Thomas P. Morahan

June 17, 2009

      With a very short time left in the 2009 regular legislative session, I have joined a bipartisan group of Senators to call for the enactment of real rules reforms that would truly end the dysfunction that has caused the public to lose confidence in the state Legislature by increasing government openness, accountability and fairness. 

      Albany is more dysfunctional than ever and nothing is getting done.  The budget was negotiated in complete secrecy, shutting out the public and telling them they didn’t deserve to know what was being discussed.  The result was record increases in taxes and spending.  The MTA bailout was negotiated in secret and the result was even more taxes on businesses and property taxpayers.  The process of government will keep getting worse unless we adopt the reforms we are pushing. 

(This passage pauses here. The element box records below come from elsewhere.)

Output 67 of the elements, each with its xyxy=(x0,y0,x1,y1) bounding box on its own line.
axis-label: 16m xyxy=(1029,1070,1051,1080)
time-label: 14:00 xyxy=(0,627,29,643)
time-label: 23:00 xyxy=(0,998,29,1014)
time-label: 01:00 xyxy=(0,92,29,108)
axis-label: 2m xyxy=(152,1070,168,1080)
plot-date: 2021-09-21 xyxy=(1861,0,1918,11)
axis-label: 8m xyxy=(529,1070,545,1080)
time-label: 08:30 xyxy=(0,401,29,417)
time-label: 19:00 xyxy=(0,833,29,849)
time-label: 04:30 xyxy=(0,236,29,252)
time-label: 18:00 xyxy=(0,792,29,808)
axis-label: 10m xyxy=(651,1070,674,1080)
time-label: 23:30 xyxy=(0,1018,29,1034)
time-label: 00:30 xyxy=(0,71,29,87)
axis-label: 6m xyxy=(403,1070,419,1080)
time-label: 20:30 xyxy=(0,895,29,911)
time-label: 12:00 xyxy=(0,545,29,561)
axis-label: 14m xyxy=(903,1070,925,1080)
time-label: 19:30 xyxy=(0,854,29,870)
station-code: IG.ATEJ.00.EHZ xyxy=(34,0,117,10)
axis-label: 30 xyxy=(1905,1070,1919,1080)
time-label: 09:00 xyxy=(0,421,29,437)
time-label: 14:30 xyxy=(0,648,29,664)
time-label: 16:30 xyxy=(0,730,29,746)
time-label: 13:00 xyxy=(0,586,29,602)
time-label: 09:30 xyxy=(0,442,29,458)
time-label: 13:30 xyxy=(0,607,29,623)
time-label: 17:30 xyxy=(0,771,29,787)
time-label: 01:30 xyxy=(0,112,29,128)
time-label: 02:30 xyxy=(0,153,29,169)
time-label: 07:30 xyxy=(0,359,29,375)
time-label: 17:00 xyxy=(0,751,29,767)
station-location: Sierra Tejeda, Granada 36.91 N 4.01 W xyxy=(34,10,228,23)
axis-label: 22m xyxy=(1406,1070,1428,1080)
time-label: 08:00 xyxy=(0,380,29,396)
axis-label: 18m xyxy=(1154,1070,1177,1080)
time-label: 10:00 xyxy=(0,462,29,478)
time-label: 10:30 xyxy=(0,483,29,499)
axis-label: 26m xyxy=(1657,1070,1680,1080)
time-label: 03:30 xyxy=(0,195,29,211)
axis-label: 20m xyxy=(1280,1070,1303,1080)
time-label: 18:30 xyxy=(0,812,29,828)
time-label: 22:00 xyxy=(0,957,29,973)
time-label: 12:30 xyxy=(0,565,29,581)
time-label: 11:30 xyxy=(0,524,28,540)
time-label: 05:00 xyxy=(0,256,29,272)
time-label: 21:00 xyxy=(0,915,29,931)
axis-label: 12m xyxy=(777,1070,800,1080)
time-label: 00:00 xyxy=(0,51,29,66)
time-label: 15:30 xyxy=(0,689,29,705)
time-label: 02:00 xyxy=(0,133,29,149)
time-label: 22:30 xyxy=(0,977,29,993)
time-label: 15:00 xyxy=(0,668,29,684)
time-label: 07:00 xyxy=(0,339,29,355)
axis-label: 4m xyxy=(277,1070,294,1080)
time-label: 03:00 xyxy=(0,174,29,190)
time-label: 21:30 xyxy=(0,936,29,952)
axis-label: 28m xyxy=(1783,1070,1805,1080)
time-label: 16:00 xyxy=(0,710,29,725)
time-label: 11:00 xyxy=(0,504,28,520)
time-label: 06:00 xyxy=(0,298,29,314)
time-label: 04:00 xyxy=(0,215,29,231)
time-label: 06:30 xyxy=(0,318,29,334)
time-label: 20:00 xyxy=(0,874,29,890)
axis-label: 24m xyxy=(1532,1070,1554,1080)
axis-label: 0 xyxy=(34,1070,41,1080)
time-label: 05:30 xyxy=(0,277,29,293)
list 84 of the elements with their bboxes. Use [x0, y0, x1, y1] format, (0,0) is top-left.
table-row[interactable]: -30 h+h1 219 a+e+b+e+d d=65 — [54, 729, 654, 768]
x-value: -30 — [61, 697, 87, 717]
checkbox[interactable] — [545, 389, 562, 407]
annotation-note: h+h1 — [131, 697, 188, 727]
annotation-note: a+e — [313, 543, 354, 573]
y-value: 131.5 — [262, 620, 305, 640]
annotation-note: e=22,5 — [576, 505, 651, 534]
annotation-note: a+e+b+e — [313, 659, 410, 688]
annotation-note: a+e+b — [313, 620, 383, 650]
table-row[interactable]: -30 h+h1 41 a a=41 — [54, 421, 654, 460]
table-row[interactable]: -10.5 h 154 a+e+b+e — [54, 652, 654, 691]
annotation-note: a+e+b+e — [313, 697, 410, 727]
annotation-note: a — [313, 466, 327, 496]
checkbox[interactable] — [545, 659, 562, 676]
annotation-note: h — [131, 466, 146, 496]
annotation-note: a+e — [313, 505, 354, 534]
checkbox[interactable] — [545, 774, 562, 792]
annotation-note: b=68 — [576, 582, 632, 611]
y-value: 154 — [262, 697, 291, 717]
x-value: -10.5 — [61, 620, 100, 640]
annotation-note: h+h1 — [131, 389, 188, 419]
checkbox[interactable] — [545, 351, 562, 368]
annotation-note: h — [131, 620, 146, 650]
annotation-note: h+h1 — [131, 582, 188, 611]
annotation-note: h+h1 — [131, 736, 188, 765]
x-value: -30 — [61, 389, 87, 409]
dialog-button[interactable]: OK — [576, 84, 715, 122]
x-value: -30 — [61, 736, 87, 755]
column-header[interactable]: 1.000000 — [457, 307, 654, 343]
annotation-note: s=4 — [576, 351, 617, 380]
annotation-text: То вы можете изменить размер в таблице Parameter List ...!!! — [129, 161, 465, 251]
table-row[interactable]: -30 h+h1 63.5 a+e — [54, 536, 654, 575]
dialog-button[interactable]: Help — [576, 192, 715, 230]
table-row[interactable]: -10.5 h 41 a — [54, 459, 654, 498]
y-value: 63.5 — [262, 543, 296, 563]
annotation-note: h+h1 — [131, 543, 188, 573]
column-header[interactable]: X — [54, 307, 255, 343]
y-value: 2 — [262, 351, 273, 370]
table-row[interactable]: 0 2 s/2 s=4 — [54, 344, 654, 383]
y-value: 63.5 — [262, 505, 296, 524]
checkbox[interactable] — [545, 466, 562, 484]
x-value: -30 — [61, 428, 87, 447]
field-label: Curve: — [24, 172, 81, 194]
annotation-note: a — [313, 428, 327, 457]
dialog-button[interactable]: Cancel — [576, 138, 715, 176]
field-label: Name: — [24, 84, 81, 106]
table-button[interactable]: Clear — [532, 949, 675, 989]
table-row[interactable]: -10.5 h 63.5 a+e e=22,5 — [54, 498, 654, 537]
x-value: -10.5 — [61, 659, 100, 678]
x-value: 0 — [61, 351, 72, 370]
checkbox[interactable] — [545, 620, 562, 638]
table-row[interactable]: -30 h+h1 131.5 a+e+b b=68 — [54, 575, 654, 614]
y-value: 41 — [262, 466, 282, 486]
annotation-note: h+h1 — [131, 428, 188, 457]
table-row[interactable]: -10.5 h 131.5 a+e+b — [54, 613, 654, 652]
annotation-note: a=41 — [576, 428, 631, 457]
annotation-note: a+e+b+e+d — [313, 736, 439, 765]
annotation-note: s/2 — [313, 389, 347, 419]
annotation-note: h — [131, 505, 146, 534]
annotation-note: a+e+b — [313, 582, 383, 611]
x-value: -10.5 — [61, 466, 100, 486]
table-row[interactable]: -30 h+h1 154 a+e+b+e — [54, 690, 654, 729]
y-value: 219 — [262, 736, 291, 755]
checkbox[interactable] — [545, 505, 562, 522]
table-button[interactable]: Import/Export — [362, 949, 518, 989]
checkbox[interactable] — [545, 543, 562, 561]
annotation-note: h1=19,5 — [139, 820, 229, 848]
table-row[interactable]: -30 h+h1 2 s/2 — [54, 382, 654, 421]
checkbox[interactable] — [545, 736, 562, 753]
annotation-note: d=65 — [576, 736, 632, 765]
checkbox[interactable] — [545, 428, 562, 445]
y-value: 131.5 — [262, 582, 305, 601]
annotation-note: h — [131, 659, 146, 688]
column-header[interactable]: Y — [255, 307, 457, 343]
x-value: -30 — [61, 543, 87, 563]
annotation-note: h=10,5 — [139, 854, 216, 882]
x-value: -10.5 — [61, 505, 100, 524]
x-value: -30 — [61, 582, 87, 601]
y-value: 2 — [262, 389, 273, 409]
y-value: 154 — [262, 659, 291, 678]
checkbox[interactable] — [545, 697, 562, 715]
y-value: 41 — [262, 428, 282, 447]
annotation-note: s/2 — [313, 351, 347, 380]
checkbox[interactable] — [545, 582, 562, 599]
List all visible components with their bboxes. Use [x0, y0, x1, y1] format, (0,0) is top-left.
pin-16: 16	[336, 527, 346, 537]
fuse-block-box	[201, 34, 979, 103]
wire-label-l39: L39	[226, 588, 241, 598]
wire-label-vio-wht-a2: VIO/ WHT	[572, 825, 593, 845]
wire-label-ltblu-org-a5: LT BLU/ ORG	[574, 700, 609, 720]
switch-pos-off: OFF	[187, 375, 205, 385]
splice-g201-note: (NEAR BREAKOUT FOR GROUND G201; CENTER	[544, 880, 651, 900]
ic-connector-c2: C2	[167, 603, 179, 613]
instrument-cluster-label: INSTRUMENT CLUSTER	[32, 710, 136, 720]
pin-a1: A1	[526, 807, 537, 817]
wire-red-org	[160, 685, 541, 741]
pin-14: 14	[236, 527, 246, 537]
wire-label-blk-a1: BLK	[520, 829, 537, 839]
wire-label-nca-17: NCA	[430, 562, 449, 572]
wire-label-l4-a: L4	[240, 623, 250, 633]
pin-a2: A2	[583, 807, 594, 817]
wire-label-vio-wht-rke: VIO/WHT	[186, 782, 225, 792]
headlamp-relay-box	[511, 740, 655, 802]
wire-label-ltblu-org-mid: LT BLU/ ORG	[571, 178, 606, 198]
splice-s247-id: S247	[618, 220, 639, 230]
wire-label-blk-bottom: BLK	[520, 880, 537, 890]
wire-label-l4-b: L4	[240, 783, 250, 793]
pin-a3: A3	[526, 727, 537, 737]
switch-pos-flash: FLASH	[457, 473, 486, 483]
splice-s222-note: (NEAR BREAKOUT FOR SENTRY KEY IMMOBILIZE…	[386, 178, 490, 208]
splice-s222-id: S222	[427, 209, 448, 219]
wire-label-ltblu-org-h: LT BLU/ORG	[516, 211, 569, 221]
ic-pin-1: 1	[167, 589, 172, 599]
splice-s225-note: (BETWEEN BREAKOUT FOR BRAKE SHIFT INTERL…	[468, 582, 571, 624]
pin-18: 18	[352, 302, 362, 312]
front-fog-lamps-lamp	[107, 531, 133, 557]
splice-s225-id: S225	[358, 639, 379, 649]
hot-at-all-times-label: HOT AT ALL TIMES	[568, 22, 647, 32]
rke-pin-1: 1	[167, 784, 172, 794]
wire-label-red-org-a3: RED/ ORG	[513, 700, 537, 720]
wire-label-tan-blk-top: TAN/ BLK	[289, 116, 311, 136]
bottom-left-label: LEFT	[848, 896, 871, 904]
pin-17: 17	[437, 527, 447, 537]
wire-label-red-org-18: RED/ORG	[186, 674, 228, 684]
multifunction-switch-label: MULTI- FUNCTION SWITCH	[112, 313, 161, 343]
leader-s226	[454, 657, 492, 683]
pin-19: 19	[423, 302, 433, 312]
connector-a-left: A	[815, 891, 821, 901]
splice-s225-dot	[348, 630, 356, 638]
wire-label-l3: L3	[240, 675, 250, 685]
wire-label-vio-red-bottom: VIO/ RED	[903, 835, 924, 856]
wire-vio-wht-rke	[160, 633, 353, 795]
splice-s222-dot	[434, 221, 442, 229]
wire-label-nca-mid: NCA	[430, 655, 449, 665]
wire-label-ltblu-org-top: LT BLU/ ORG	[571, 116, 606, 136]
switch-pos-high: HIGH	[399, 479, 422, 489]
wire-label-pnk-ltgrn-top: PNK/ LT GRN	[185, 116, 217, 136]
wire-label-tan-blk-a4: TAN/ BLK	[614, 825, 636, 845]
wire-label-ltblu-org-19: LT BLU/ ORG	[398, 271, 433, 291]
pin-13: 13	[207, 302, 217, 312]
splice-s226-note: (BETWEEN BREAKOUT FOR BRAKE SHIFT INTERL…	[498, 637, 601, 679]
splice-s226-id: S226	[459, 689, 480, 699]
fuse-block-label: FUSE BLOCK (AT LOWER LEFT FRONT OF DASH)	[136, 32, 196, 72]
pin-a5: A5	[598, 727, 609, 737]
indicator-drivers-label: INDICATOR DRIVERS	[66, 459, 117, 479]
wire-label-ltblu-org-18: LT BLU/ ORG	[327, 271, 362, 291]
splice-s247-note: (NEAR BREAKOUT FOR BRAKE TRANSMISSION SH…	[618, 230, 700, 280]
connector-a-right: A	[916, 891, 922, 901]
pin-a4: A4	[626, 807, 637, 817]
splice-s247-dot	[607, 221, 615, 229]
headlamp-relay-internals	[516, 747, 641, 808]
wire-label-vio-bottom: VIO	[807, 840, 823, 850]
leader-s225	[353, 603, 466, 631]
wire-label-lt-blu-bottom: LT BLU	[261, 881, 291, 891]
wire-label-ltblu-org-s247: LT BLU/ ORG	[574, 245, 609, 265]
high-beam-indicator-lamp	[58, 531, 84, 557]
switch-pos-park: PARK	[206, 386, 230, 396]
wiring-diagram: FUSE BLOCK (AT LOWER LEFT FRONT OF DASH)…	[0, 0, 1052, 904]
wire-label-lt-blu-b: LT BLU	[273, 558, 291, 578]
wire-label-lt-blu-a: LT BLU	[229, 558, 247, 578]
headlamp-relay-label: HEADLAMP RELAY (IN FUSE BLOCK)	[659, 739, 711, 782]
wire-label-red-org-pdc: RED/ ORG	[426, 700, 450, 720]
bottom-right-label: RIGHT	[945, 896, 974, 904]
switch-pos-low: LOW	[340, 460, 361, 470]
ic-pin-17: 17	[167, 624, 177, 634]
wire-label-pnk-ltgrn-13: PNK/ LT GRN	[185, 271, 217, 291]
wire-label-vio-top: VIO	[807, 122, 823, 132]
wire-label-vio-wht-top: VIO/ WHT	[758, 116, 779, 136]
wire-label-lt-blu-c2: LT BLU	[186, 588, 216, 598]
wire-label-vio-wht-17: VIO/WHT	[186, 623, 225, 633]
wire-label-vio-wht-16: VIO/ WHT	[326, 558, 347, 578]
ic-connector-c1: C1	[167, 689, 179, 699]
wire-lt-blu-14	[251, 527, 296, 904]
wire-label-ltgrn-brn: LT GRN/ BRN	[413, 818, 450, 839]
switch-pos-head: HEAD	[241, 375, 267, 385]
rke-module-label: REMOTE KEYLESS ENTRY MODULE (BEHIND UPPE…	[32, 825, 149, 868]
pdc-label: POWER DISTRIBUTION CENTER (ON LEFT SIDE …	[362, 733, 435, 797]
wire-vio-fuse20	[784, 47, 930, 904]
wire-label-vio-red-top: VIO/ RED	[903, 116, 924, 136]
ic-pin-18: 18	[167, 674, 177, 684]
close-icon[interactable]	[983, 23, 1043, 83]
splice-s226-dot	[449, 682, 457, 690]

      Rules reform must be more than a slogan.  Every representative needs the ability to be able to introduce a bill, see it through for a vote, and participate in the budget process so the needs of their district are met.  These reforms accomplish those goals and should be enacted.”   

      The proposed Reforms include:  

      > A six year term limit for the Majority Leader

      > Eight year term limits for all committee chairs and ranking members;

      > Messages of necessity only used in emergency situations;

      > Create a bipartisan Legislative Budget Office to provide fiscal analysis of legislation;

      > Requiring Senators to attend committee meetings, publishing committee agendas and voting records on the Internet; webcasting committee meetings and creating a NY_SPAN television network to add context to legislative proceedings;

      > Committee membership should be proportional by party;

      > All members should have equal access to resources and all members shall receive the same allocation for staff; and

      > Limit bill introduction 

      This year's budget adoption process was a disgrace to open government.  It was a dead-end process for too many,  upstate and lower Hudson Valley New York taxpayers, workers, employers, families, and communities. So there's plenty of work left to do to open up the legislative process to greater public scrutiny, accountability and effectiveness, but the sand's just about run out of the hourglass this session.     

      An open, transparent Legislative system is an essential foundation for all of the reforms that are necessary to lower taxes and revive New York's economy. I have supported reform from my first day in Albany. This package of much-needed reforms will end abuses of power that paralyze government and allow the voice of the people to truly be heard.